We have the same nervous system that people had 2,000 years ago. Sensory integration needs to happen in the first seven years of life. And as we know, the foundational senses of life, movement, balance, and touch directly correlate to higher senses of thinking, reasoning, and conceptualizing. Our inner ear, connects to a place in the brain called the vestibular nucleus. Every sensory experience goes through it. If the vestibular system is not functioning optimally, things can be thrown out of balance. Self movement is the proprioception sense, helping the young child find boundaries. We often see school children tipping backwards in their chairs. They are trying to strengthen their sense of balance. We watch for these types of movements and find a creative way to feed the urge. Games with “point and Periphery” as an organizing principle work great for proprioception, such as ‘Ring around the Rosie’ or ‘Sally Go Round the Sun’.  Now a most basic movement is breathing. Children need to learn how to breath in order to sleep properly and effectively. We teach breathing by moving in and out between moments, by reading rhythmic prose to them (i.e. nursery rhymes), singing, swinging, and giving the day a structure that “breathes”- periods of activity followed by periods of rest. Let’s look at the self initiated movement of a newborn. When their limbs are moving sporadically they are agitated. We want to encourage a midline orientation (i.e. hands resting together); this denotes a baby who is calm and content. In older children we can help them be calm and balanced by creatively bringing the midline orientation into their activities (i.e. hand clapping, juggling, back and forth archetypal movements, etc…).

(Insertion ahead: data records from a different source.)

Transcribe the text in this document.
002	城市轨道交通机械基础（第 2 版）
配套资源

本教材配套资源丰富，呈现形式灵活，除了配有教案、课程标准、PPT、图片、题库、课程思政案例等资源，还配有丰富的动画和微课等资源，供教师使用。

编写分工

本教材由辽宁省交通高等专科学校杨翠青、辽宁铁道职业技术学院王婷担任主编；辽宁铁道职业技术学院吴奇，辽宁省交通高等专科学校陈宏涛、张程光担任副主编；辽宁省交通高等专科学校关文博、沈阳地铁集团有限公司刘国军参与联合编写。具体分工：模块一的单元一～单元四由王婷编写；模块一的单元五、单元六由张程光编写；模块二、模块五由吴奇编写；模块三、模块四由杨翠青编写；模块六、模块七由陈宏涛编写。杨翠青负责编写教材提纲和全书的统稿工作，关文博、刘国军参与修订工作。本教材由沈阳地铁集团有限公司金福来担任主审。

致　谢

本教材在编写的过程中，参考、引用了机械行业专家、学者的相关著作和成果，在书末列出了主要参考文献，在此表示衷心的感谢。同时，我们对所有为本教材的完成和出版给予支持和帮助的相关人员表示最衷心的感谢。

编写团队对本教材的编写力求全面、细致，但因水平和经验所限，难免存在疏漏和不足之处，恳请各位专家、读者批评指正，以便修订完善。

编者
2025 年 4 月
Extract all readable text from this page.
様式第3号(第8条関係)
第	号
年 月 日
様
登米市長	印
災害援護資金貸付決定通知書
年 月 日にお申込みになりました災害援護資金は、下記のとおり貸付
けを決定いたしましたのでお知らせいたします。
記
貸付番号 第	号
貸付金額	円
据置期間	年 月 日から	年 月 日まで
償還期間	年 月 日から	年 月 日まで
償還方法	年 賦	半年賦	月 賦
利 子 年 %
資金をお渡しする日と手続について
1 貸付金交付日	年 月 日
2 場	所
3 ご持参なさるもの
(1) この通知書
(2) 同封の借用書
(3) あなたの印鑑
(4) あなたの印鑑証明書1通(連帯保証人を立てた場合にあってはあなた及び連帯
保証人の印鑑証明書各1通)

Children should initiate their own movements, but we can help them breath through an experience. Education of the will comes in through true and honest sensory experiences. Beginning with the sense of touch, which is tactile, leading to tact. Tact being what Steiner called “the highest social art”. When it comes to young children birth to age seven the best we can do is exude warmth. When warmth, a middle sense, is integrated with the child, we can perceive warm enthusiasm, we feel it and can give it to others. The medicine being the joy and wonder that comes out of being relaxed and at-ease.

4 responses to “Foundations: Our Social Fabric Begins with Early Childhood

  1. I really enjoyed reading this and look forward to reading much more! This speaks to exactly the way I am trying to raise my little one and also gave me some fantastic ideas on what to do to help her to grow into her authentic self. Thanks!